Só vou te antecipar que o comportamento dos dirigentes do estado de Israel com os palestinos é parecido demais com o dos alemães com os judeus; que o apartheid acabou, finalmente; que no início do século o Brasil finalmente elegeu um cara “não hegemônico”, o Lula, que tinha sido presidente do Sindicato dos Metalúrgicos de São Bernardo do Campo, fundou um partido de esquerda e fez dois governos incríveis. Depois elegeu a sucessora, a direita deu um golpe na reeleição dela e foi tudo ladeira abaixo de novo, até chegar o fundo do poço com um miliciano, corrupto, covarde, mentiroso e ladrão disfarçado de conservador, o que já seria um defeito em si. Eu tenho mais de 200 anos e se me chamarem de conservadora, eu xingo até a 5ª geração! E olha que eu conheci umas seis ou sete anteriores desse pessoal que tá aí...
A melhor notícia é que ele tá encalacrado até os ossos e dia desses puseram uma tornozeleira no bicho. Que prendam logo!! Ele e a família toda. E tem um careca brabo e poderoso aqui que encara mesmo! Teria sido um grande amigo nosso naquele tempo!!
Ah, pela internet você talvez não entenda que a China é uma potência enorme, que os americanos bloqueiam Cuba, uma ilhazinha praticamente inofensiva e que o mundo tá meio acabando, com as tais das mudanças climáticas.
Não acho bom que você venha visitar a gente. O Sandoval morreu tem uns cem anos. Sempre me confundo com a data. Ele sempre lembrava de você, mas morreu cedo, o coitado. Nem 150 anos ele tinha. Era um pouco mais velho que eu. Mas desafiou um Papa e puseram fogo nele.
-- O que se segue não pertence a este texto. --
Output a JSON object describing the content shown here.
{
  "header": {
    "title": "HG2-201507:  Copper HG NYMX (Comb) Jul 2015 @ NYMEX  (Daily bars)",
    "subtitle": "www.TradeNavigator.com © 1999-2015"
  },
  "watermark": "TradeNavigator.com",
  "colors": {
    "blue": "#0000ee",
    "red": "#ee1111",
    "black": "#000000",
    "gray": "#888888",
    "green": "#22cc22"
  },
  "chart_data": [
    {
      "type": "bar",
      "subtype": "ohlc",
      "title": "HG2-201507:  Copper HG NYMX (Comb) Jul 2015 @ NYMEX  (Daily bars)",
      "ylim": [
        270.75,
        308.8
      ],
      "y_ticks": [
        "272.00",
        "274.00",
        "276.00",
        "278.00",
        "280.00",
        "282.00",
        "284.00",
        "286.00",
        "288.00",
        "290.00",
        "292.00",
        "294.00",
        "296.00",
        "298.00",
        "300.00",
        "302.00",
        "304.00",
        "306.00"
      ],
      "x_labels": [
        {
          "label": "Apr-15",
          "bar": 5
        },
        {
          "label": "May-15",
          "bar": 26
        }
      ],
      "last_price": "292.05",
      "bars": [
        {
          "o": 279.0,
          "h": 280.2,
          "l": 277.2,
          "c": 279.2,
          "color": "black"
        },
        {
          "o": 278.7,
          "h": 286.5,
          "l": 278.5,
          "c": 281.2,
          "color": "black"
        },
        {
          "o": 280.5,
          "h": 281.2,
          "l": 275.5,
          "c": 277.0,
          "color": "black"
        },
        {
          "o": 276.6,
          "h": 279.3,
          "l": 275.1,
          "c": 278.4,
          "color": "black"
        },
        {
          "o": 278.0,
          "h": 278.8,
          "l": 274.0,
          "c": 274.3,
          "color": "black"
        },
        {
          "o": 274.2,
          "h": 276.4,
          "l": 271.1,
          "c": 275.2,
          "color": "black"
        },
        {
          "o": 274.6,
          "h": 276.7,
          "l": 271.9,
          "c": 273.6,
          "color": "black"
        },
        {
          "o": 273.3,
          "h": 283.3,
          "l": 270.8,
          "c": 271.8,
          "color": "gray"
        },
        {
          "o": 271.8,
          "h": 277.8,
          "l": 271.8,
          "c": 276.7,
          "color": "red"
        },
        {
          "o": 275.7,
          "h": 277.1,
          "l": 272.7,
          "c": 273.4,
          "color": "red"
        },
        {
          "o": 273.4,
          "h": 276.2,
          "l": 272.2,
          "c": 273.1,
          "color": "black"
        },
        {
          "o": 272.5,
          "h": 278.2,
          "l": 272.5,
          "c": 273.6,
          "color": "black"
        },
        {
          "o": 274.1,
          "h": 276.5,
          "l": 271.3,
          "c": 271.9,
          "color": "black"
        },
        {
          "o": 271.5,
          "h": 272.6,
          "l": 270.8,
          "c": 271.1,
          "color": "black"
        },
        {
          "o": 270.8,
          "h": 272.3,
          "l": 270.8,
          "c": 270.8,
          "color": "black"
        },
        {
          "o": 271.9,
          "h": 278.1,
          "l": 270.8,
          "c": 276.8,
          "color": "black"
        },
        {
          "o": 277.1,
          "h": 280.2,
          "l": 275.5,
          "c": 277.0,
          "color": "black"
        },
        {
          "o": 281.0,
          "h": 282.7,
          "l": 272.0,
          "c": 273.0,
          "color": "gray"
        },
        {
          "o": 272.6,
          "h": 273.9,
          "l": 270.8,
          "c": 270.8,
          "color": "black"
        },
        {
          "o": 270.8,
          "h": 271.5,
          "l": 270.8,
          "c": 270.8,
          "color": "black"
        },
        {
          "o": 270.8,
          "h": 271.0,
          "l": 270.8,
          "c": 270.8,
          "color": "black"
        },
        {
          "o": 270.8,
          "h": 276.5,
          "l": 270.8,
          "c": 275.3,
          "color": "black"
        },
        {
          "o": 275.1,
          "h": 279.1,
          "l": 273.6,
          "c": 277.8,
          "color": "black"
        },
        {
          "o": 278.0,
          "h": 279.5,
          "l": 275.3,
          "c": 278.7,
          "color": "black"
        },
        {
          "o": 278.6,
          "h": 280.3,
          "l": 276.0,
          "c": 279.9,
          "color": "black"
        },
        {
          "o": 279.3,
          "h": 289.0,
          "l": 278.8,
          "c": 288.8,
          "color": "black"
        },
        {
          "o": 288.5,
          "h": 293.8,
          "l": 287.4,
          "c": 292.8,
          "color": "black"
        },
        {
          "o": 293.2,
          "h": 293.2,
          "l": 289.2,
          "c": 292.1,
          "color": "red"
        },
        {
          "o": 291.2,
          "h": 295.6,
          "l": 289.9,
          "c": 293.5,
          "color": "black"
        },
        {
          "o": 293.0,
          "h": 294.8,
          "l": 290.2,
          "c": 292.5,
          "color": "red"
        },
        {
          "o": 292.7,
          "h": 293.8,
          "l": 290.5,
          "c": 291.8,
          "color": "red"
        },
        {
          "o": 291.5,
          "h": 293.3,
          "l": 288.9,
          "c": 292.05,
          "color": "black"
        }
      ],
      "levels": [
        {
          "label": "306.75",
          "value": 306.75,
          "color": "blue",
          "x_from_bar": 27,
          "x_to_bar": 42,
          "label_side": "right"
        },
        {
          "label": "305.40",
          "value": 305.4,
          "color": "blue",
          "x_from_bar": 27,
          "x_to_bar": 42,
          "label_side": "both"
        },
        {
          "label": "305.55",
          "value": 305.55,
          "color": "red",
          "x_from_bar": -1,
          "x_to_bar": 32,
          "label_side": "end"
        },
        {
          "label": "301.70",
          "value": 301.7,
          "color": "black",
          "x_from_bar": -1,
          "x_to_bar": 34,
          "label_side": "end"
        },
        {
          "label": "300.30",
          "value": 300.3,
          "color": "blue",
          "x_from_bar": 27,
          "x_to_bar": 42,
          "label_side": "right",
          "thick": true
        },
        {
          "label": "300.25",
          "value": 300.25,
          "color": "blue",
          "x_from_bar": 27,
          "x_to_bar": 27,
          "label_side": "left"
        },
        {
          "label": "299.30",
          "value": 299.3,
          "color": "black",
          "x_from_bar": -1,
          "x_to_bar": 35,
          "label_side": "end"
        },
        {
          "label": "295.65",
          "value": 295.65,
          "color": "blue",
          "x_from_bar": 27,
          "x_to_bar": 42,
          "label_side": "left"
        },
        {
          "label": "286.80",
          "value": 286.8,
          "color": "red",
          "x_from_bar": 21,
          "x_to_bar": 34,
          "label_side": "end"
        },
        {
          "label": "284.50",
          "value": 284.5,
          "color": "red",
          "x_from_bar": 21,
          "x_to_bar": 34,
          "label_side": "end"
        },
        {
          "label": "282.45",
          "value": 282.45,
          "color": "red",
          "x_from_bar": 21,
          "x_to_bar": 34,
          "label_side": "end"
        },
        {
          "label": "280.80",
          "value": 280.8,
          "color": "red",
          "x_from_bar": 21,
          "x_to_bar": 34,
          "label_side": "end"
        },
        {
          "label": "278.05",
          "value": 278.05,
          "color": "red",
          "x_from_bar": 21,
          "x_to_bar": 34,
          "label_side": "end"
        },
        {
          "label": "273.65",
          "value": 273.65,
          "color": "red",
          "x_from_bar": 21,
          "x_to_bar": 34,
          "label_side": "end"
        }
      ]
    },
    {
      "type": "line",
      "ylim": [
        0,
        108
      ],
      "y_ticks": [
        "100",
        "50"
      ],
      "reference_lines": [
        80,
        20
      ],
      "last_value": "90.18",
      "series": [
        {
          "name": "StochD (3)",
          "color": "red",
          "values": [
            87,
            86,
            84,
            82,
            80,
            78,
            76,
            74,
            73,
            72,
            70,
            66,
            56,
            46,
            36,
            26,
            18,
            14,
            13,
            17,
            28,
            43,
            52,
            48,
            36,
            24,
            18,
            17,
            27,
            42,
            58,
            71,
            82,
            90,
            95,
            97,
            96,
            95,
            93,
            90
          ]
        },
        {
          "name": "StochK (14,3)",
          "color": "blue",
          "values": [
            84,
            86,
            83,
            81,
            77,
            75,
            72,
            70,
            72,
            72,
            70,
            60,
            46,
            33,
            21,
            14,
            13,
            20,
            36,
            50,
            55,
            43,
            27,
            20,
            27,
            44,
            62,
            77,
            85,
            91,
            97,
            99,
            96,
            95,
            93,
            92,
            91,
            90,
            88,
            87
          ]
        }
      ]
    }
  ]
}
Bem depois da inquisição, mas... Meus filhos se mandaram também. Às vezes vêm pra me ver, mas não muito. Se você vier, eu aviso a eles, mas não recomendo mesmo.
Por último, tem uma tal de inteligência artificial, que eu não entendi ainda, mas me disseram que ela é capaz de fazer quase tudo que a gente faz. De repente até escrever pra você, se eu não conseguir mais.
Um beijão, meu amor. Eu tô aqui lembrando de como a gente podia ter sido feliz juntas, se você não tivesse decidido ir vagar pelo espaço quando conheceu aquele pessoal. E isso de a gente ser imortal deixa a saudade imortal também. Mas no fundo eu fui feliz e você também foi. Agora é ver a eternidade passar.
Tchau, bruxa. Espero que a carta chegue.
Mandei uns links de rock’n’roll, jazz, música brasileira e uns filmes. Olha aí e comenta.
Mande notícias.
Da sempre sua
Morgana.
Rio de Janeiro, julho de 2025.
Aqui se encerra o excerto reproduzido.